In an interview promoting her new memoir, Audition, Barbara Walters tells the San Francisco Chronicle about her relationship with Roy Cohn, the most despised gay man in American history, explaining why she allowed Cohn to pose as her boyfriend.

Many of Walters’ other friends were horrified that she would even talk to Cohn, but what Walters reveals for the first time in “Audition” is that Cohn somehow got a warrant for her father’s arrest dismissed. He had failed to show up for a New York court date because the family was in Las Vegas at the time.

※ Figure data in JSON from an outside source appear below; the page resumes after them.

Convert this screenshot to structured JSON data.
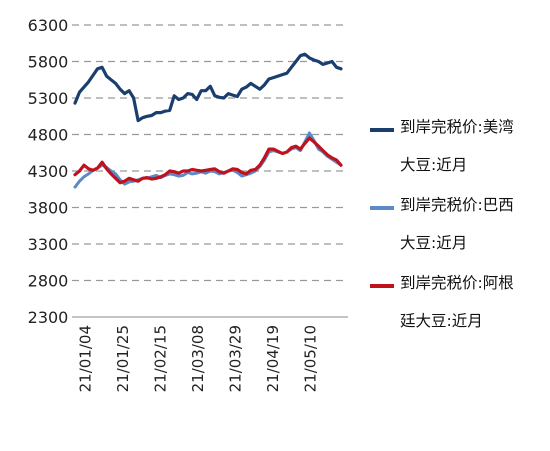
{
  "chart_data": {
    "type": "line",
    "title": "",
    "xlabel": "",
    "ylabel": "",
    "ylim": [
      2300,
      6300
    ],
    "yticks": [
      2300,
      2800,
      3300,
      3800,
      4300,
      4800,
      5300,
      5800,
      6300
    ],
    "x_tick_labels": [
      "21/01/04",
      "21/01/25",
      "21/02/15",
      "21/03/08",
      "21/03/29",
      "21/04/19",
      "21/05/10"
    ],
    "grid": "horizontal-dashed",
    "legend_position": "right",
    "series": [
      {
        "name": "到岸完税价:美湾大豆:近月",
        "color": "#1a3f6f",
        "values": [
          5230,
          5380,
          5450,
          5520,
          5610,
          5700,
          5720,
          5600,
          5550,
          5500,
          5420,
          5360,
          5400,
          5300,
          4990,
          5030,
          5050,
          5060,
          5100,
          5100,
          5120,
          5130,
          5330,
          5280,
          5300,
          5360,
          5350,
          5280,
          5400,
          5400,
          5460,
          5330,
          5310,
          5300,
          5360,
          5340,
          5320,
          5420,
          5450,
          5500,
          5460,
          5420,
          5480,
          5560,
          5580,
          5600,
          5620,
          5640,
          5720,
          5800,
          5880,
          5900,
          5850,
          5820,
          5800,
          5760,
          5780,
          5800,
          5720,
          5700
        ]
      },
      {
        "name": "到岸完税价:巴西大豆:近月",
        "color": "#5b8ac6",
        "values": [
          4080,
          4160,
          4220,
          4260,
          4310,
          4340,
          4380,
          4350,
          4300,
          4260,
          4180,
          4120,
          4150,
          4160,
          4180,
          4200,
          4200,
          4220,
          4240,
          4210,
          4240,
          4260,
          4250,
          4230,
          4240,
          4280,
          4260,
          4270,
          4290,
          4270,
          4300,
          4290,
          4260,
          4280,
          4300,
          4310,
          4280,
          4230,
          4250,
          4270,
          4300,
          4360,
          4450,
          4560,
          4580,
          4560,
          4540,
          4560,
          4600,
          4620,
          4580,
          4700,
          4820,
          4720,
          4600,
          4560,
          4500,
          4460,
          4420,
          4380
        ]
      },
      {
        "name": "到岸完税价:阿根廷大豆:近月",
        "color": "#c0111d",
        "values": [
          4250,
          4300,
          4380,
          4330,
          4310,
          4340,
          4420,
          4330,
          4260,
          4200,
          4140,
          4160,
          4200,
          4180,
          4160,
          4200,
          4210,
          4190,
          4200,
          4220,
          4250,
          4300,
          4290,
          4270,
          4300,
          4300,
          4320,
          4310,
          4300,
          4310,
          4320,
          4330,
          4290,
          4270,
          4300,
          4330,
          4320,
          4280,
          4260,
          4310,
          4320,
          4380,
          4480,
          4600,
          4600,
          4570,
          4540,
          4560,
          4620,
          4640,
          4600,
          4680,
          4750,
          4700,
          4640,
          4580,
          4520,
          4480,
          4450,
          4380
        ]
      }
    ]
  }
}
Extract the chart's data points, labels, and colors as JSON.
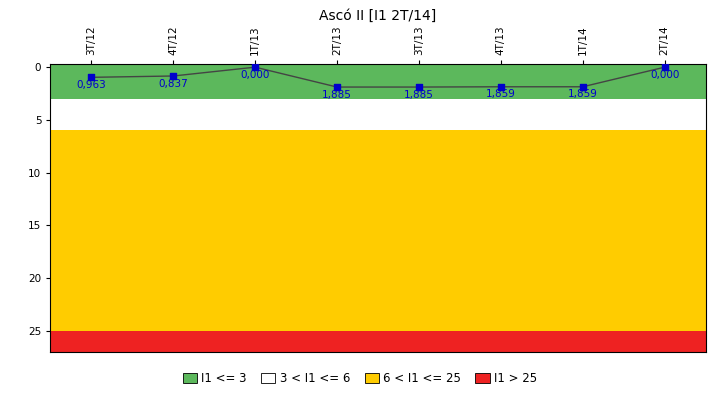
{
  "title": "Ascó II [I1 2T/14]",
  "x_labels": [
    "3T/12",
    "4T/12",
    "1T/13",
    "2T/13",
    "3T/13",
    "4T/13",
    "1T/14",
    "2T/14"
  ],
  "y_values": [
    0.963,
    0.837,
    0.0,
    1.885,
    1.885,
    1.859,
    1.859,
    0.0
  ],
  "y_labels_display": [
    "0,963",
    "0,837",
    "0,000",
    "1,885",
    "1,885",
    "1,859",
    "1,859",
    "0,000"
  ],
  "ylim_min": -0.3,
  "ylim_max": 27,
  "yticks": [
    0,
    5,
    10,
    15,
    20,
    25
  ],
  "zone_green_max": 3,
  "zone_white_max": 6,
  "zone_yellow_max": 25,
  "zone_red_max": 27,
  "color_green": "#5CB85C",
  "color_white": "#FFFFFF",
  "color_yellow": "#FFCC00",
  "color_red": "#EE2222",
  "line_color": "#444444",
  "marker_color": "#0000CC",
  "label_color": "#0000CC",
  "legend_labels": [
    "I1 <= 3",
    "3 < I1 <= 6",
    "6 < I1 <= 25",
    "I1 > 25"
  ],
  "title_fontsize": 10,
  "tick_fontsize": 7.5,
  "label_fontsize": 7.5
}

Cohn liked to hint that they were more than friends “because I was his claim to heterosexuality,” Walters says. “He never said that he was gay, he never admitted to me that he had AIDS. He was a very complicated man. He died, alone, up to his ears in debt. He had been disbarred and he was hated. And I might have thought the same way, but he did something when my father was in trouble, [and] I never forgot that.”

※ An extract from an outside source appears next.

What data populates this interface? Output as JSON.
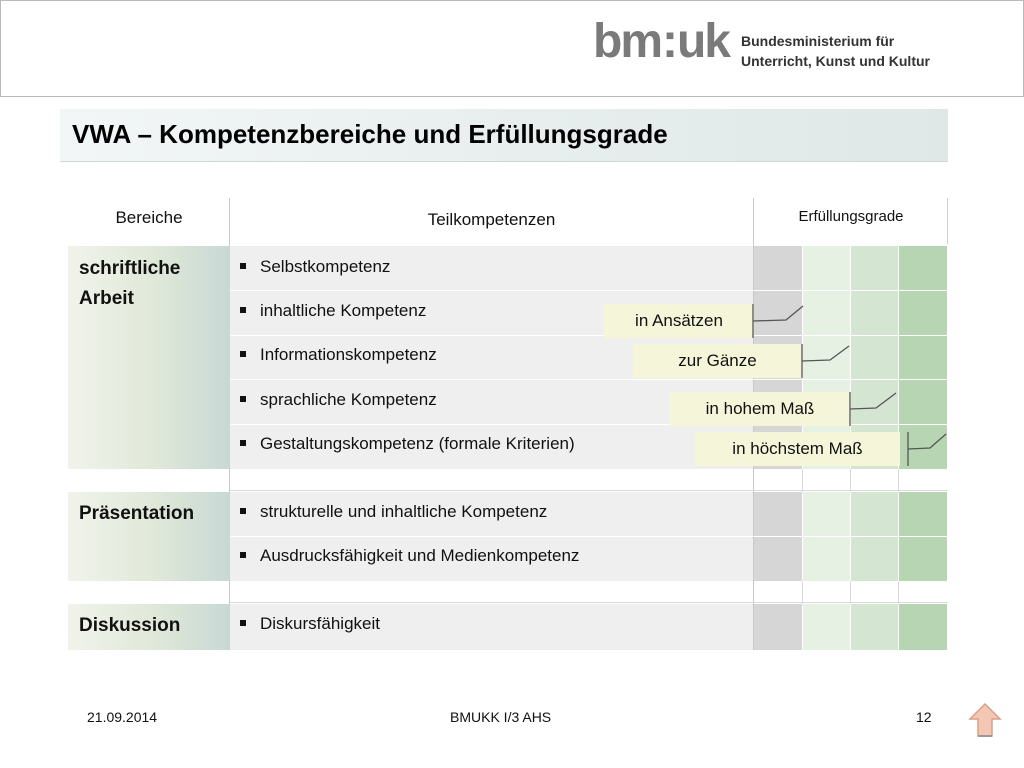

Loyalty, she says, means everything to her. “I still have many of the same friends I had when I was younger,” she says.

Did Cohn have a secret “nice” side?

“I would not use the word nice,” she laughs. “He was very smart. And funny. And, at the time, seemed to know everyone in New York. He was very friendly with the cardinal, he was very friendly with the most famous columnist in New York, Walter Winchell, he had a lot of extremely powerful friends.”

Some background for the youngin’s who somehow may not know who Roy Cohn was:

When he was 24, as Assistant District Attorney of Manhattan, Cohn’s eviscerating questioning of nuclear scientists Ethel and Julius Rosenberg was widely credited with their espionage convictions. In his autobiography, Cohn claimed that the judge imposed the death penalty on the Rosenbergs on his recommendation. The actual guilt of the Rosenbergs (Ethel, in particular) remains a topic of great debate. Cohn’s performance in the trial led FBI director J. Edgar Hoover to recommend him to Sen. Joseph McCarthy.

As McCarthy’s chief counsel during the communist witch hunts of the 1950’s, Cohn and his boss called hundreds of government employees to testify before a Senate subcommittee on accusations of communism, espionage, and homosexuality. (That subcommittee continues to operate today as part of the Senate Committee On Homeland Security.) Thanks to Cohn’s vicious interrogations, many of these gay people lost their jobs, homes, and families. This was all done with Cohn’s purported lover G. David Schine, a handsome young lawyer, working at his side as an unpaid consultant. (Some historians say Cohn was merely infatuated with Schine and that they were not sexually involved.)

After Schine was drafted by the Army and was in danger of being sent to Korea, Cohn attempted to intervene and get Schine a safer assignment. He then accused the Army of holding Schine “hostage” unless Cohn ended his investigation of communist infiltration of the armed services. The hearings into Cohn’s allegations backfired (with Senators snickering that Schine was a “fairy”), resulting in Cohn’s resignation and McCarthy’s later censure by the Senate, effectively ending the witch hunts.

In his private practice over the next 30 years, during which he often defended mafia bosses, Cohn also lobbied strongly against homosexual rights, all while visiting gay clubs and chasing “muscle men.” One of his last acts was to work against NYC’s gay rights ordinance. Cohn’s death from AIDS in 1986 was immortalized by playwright Tony Kushner in his Pulitzer Prize and Tony Award winning play, Angels In America. (Cohn was also a character in Kushner’s lesser known play, G. David Schine In Hell.)

Previous to this revelation about his helping her father, Barbara Walters’ devotion to Roy Cohn had been explained as gratitude for his role in the adoption of her daughter. You have to wonder how Walters managed to have a such a successful career in journalism while being lifelong friends with such a famously evil person.